Most of Shakur's prison file underscores quotidian details of prison life: a request to go to the infirmary to treat a sore throat, a request to take a GED test and a request for more notebooks and pens.
He wrote a formal complaint on March 10, 1995, about the conditions of his solitary confinement. "I also want to respectfully request linen for I have none and the reason I am locked in for 24 hours a day. I believe this to be in violation of my rights."
He also wrote allegations of verbal and physical abuse by guards, but they were not corroborated and were not acted upon.
He was released from Dannemora on Oct. 12, 1995, while awaiting appeal on his case after record producer Suge Knight paid $1.4 million bail in exchange for Shakur making records for Knight's Death Row Records.

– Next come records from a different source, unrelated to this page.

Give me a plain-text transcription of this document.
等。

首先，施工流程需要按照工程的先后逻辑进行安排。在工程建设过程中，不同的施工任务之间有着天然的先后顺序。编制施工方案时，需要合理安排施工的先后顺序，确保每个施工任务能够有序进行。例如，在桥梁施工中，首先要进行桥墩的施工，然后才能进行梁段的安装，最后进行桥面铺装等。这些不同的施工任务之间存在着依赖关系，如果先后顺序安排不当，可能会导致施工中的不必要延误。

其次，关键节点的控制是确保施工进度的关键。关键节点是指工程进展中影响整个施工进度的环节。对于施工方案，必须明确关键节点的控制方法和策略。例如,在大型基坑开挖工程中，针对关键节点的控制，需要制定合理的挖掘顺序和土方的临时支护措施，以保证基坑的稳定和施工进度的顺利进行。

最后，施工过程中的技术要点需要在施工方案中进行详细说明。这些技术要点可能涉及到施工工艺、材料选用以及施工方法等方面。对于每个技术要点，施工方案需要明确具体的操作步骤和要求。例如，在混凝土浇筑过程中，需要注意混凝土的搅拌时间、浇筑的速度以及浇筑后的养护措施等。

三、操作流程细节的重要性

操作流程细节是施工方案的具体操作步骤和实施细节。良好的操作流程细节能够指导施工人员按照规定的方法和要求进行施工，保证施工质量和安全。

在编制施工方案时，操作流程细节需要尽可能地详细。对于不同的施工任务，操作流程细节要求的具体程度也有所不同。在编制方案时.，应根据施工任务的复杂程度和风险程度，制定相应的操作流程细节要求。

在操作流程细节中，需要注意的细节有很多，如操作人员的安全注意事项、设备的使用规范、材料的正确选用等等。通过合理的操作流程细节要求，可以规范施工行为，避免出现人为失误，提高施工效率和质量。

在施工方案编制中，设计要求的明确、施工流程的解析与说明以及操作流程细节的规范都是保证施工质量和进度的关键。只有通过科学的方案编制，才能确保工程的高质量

Shakur was killed in 1996, at age 25, in a drive-by shooting while riding in a BMW in Las Vegas following a Mike Tyson boxing match.
Shakur is one of the best-selling hip-hop artists of all time and has sold more than 75 million records worldwide. There have been numerous books, documentaries and movies exploring his brief, turbulent life and unsolved murder.
"Tupac Shakur happens to be a prominent person, but there are many other people in our 30,000-inmate case files who are largely forgotten," Ruller said. "These files might be the only record that remains of some of these people. It keeps their stories preserved so they might one day be told. It's why we do what we do."